Case insensitive XPath contains() possible?

94,465

Solution 1

This is for XPath 1.0. If your environment supports XPath 2.0, see here.


Yes. Possible, but not beautiful.

/html/body//text()[
  contains(
    translate(., 'ABCDEFGHIJKLMNOPQRSTUVWXYZ', 'abcdefghijklmnopqrstuvwxyz'),
    'test'
  )
]

This would work for search strings where the alphabet is known beforehand. Add any accented characters you expect to see.


If you can, mark the text that interests you with some other means, like enclosing it in a <span> that has a certain class while building the HTML. Such things are much easier to locate with XPath than substrings in the element text.

If that's not an option, you can let JavaScript (or any other host language that you are using to execute XPath) help you with building an dynamic XPath expression:

function xpathPrepare(xpath, searchString) {
  return xpath.replace("$u", searchString.toUpperCase())
              .replace("$l", searchString.toLowerCase())
              .replace("$s", searchString.toLowerCase());
}

xp = xpathPrepare("//text()[contains(translate(., '$u', '$l'), '$s')]", "Test");
// -> "//text()[contains(translate(., 'TEST', 'test'), 'test')]"

(Hat tip to @KirillPolishchuk's answer - of course you only need to translate those characters you're actually searching for.)

This approach would work for any search string whatsoever, without requiring prior knowledge of the alphabet, which is a big plus.

Both of the methods above fail when search strings can contain single quotes, in which case things get more complicated.

Solution 2

Case-insensitive contains

/html/body//text()[contains(translate(., 'EST', 'est'), 'test')]

Solution 3

XPath 2.0 Solutions

  1. Use lower-case():

    /html/body//text()[contains(lower-case(.),'test')]

  2. Use matches() regex matching with its case-insensitive flag:

    /html/body//text()[matches(.,'test', 'i')]

Solution 4

Yes. You can use translate to convert the text you want to match to lower case as follows:

/html/body//text()[contains(translate(., 
                                      'ABCDEFGHIJKLMNOPQRSTUVWXYZ',
                                      'abcdefghijklmnopqrstuvwxyz'),
                   'test')]

Solution 5

The way i always did this was by using the "translate" function in XPath. I won't say its very pretty but it works correctly.

/html/body//text()[contains(translate(.,'abcdefghijklmnopqrstuvwxyz',
                                        'ABCDEFGHIJKLMNOPQRSTUVWXYZ'),'TEST')]

hope this helps,

Share:
94,465

Related videos on Youtube

Aron Woost
Author by

Aron Woost

Updated on July 08, 2022

Comments

  • Aron Woost
    Aron Woost almost 2 years

    I'm running over all textnodes of my DOM and check if the nodeValue contains a certain string.
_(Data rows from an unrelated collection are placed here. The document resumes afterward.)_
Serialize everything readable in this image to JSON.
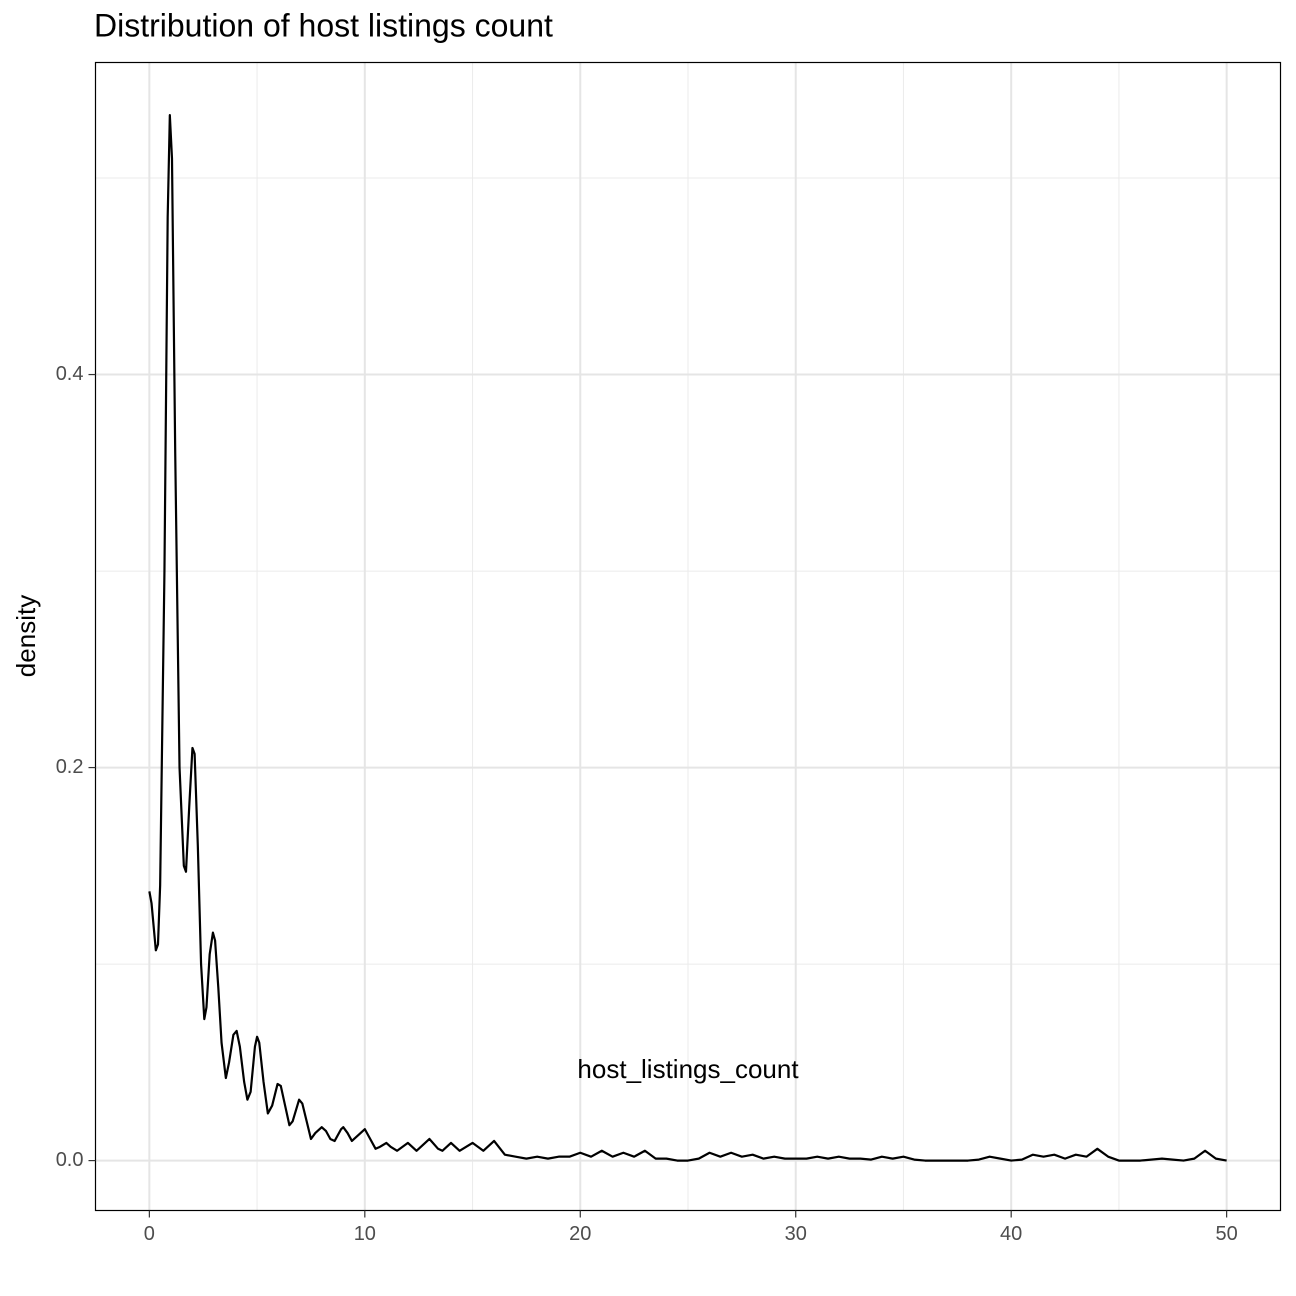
{
  "chart_data": {
    "type": "line",
    "title": "Distribution of host listings count",
    "x_label": "host_listings_count",
    "y_label": "density",
    "xlim": [
      -2.5,
      52.5
    ],
    "ylim": [
      -0.0254,
      0.5588
    ],
    "xticks": [
      0,
      10,
      20,
      30,
      40,
      50
    ],
    "yticks": [
      {
        "value": 0,
        "label": "0.0"
      },
      0.2,
      0.4
    ],
    "x_minor_grid": [
      5,
      15,
      25,
      35,
      45
    ],
    "y_minor_grid": [
      0.1,
      0.3,
      0.5
    ],
    "grid": true,
    "color": "#000000",
    "x": [
      0,
      0.1,
      0.3,
      0.4,
      0.5,
      0.7,
      0.85,
      0.95,
      1.05,
      1.2,
      1.4,
      1.6,
      1.7,
      1.85,
      2.0,
      2.1,
      2.25,
      2.4,
      2.55,
      2.65,
      2.8,
      2.95,
      3.05,
      3.2,
      3.35,
      3.55,
      3.7,
      3.9,
      4.05,
      4.2,
      4.4,
      4.55,
      4.7,
      4.9,
      5.0,
      5.1,
      5.3,
      5.5,
      5.7,
      5.95,
      6.1,
      6.3,
      6.5,
      6.65,
      6.95,
      7.1,
      7.3,
      7.5,
      7.7,
      8.0,
      8.2,
      8.4,
      8.6,
      8.9,
      9.0,
      9.2,
      9.4,
      9.7,
      10.0,
      10.2,
      10.5,
      10.7,
      11.0,
      11.2,
      11.5,
      12,
      12.4,
      13,
      13.4,
      13.6,
      14,
      14.4,
      15,
      15.5,
      16,
      16.5,
      17,
      17.5,
      18,
      18.5,
      19,
      19.5,
      20,
      20.5,
      21,
      21.5,
      22,
      22.5,
      23,
      23.5,
      24,
      24.5,
      25,
      25.5,
      26,
      26.5,
      27,
      27.5,
      28,
      28.5,
      29,
      29.5,
      30,
      30.5,
      31,
      31.5,
      32,
      32.5,
      33,
      33.5,
      34,
      34.5,
      35,
      35.5,
      36,
      37,
      38,
      38.5,
      39,
      39.5,
      40,
      40.5,
      41,
      41.5,
      42,
      42.5,
      43,
      43.5,
      44,
      44.5,
      45,
      46,
      47,
      47.5,
      48,
      48.5,
      49,
      49.5,
      50
    ],
    "values": [
      0.137,
      0.131,
      0.107,
      0.11,
      0.14,
      0.3,
      0.48,
      0.532,
      0.51,
      0.36,
      0.2,
      0.15,
      0.147,
      0.18,
      0.21,
      0.207,
      0.16,
      0.1,
      0.072,
      0.078,
      0.105,
      0.116,
      0.112,
      0.088,
      0.06,
      0.042,
      0.05,
      0.064,
      0.066,
      0.058,
      0.04,
      0.031,
      0.035,
      0.058,
      0.063,
      0.06,
      0.04,
      0.024,
      0.028,
      0.039,
      0.038,
      0.028,
      0.018,
      0.02,
      0.031,
      0.029,
      0.02,
      0.011,
      0.014,
      0.017,
      0.015,
      0.011,
      0.01,
      0.016,
      0.017,
      0.014,
      0.01,
      0.013,
      0.016,
      0.012,
      0.006,
      0.007,
      0.009,
      0.007,
      0.005,
      0.009,
      0.005,
      0.011,
      0.006,
      0.005,
      0.009,
      0.005,
      0.009,
      0.005,
      0.01,
      0.003,
      0.002,
      0.001,
      0.002,
      0.001,
      0.002,
      0.002,
      0.004,
      0.002,
      0.005,
      0.002,
      0.004,
      0.002,
      0.005,
      0.001,
      0.001,
      0,
      0,
      0.001,
      0.004,
      0.002,
      0.004,
      0.002,
      0.003,
      0.001,
      0.002,
      0.001,
      0.001,
      0.001,
      0.002,
      0.001,
      0.002,
      0.001,
      0.001,
      0.0005,
      0.002,
      0.001,
      0.002,
      0.0005,
      0,
      0,
      0,
      0.0005,
      0.002,
      0.001,
      0,
      0.0005,
      0.003,
      0.002,
      0.003,
      0.001,
      0.003,
      0.002,
      0.006,
      0.002,
      0,
      0,
      0.001,
      0.0005,
      0,
      0.001,
      0.005,
      0.001,
      0
    ]
  }
}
    /html/body//text()[contains(.,'test')]
    

    This is case sensitive. However, I also want to catch Test, TEST or TesT. Is that possible with XPath (in JavaScript)?

  • Tomalak
    Tomalak over 12 years
    +1 Absolutely. That's something I did not think of. (I'll use that in my answer, this is much better than the original JavaScript routine I wrote)
  • Aron Woost
    Aron Woost over 12 years
    Thanks! Also the addition is nice, translating only the needed chars. I'd be curious what the performance win is. Note that xpathPrepare() could handle more-than-once appearing chars differently (e.g. you get TEEEEEST and teeeeest).
  • Tomalak
    Tomalak over 12 years
    @AronWoost: Well, there might be some gain, just benchmark it if you are eager to find out. translate() itself does not care how often you repeat each character - translate(., 'EE', 'ee') is absolutely equivalent to translate(., 'E', 'e'). P.S.: Don't forget to up-vote @KirillPolishchuk, the idea was his.
  • Muhammad Adeel Zahid
    Muhammad Adeel Zahid about 11 years
    wouldn't it just convert TEST to test and leave Test as it is?
  • Daniel Haley
    Daniel Haley about 11 years
    @MuhammadAdeelZahid - No, it's replacing "T" with "t", "E" with "e", etc. It's a 1-to-1 match.
  • Stefan Steiger
    Stefan Steiger over 10 years
    System.Xml.XmlNodeList x = mydoc.SelectNodes("//*[contains(translate(text(), 'ABCDEFGHIJKLMNOPQRSTUVWXYZÄÖÜÉÈÊÀÁÂÒÓÔÙÚÛÇÅÏÕÑŒ', 'abcdefghijklmnopqrstuvwxyzäöüéèêàáâòóôùúûçåïõñœ'),'foo')]")‌​;
  • Tomalak
    Tomalak over 10 years
    No. See the "of course you only need to translate those characters you're actually searching for" part.
  • mlissner
    mlissner almost 7 years
    It might be more clear to do translate(., 'TES', 'tes'). That way people will realize it's not a word translation, that it's a letter translation.
  • d-b
    d-b almost 5 years
    Is this syntax not supported in Firefox and Chrome? I just tried it in the console and they both return syntax error.
  • kjhughes
    kjhughes almost 5 years
    Firefox and Chrome only implement XPath 1.0.
  • George Birbilis
    George Birbilis over 3 years
    or 'EST, 'est', though it does look cool (albeit a bit cryptic) that part of the searched term is appearing in the mapping (the repeated letters removed)
  • Ankit Gupta
    Ankit Gupta over 3 years
    where I can verify that this will work as expected?
  • kjhughes
    kjhughes over 3 years
    @AnkitGupta: Any online or offline tool that supports XPath 2.0 can be used to verify this answer, of course, but (1) tool recommendations are off-topic here on SO and (2) given the 56 upvotes, 0 downvotes, and no dissenting comments in over six years, you can be pretty confident that this answer is correct. ;-)
  • Eaten by a Grue
    Eaten by a Grue over 2 years
    we need icontains() :-)
  • DANIEL ROSAS PEREZ
    DANIEL ROSAS PEREZ about 2 years
    Thank you so much!!!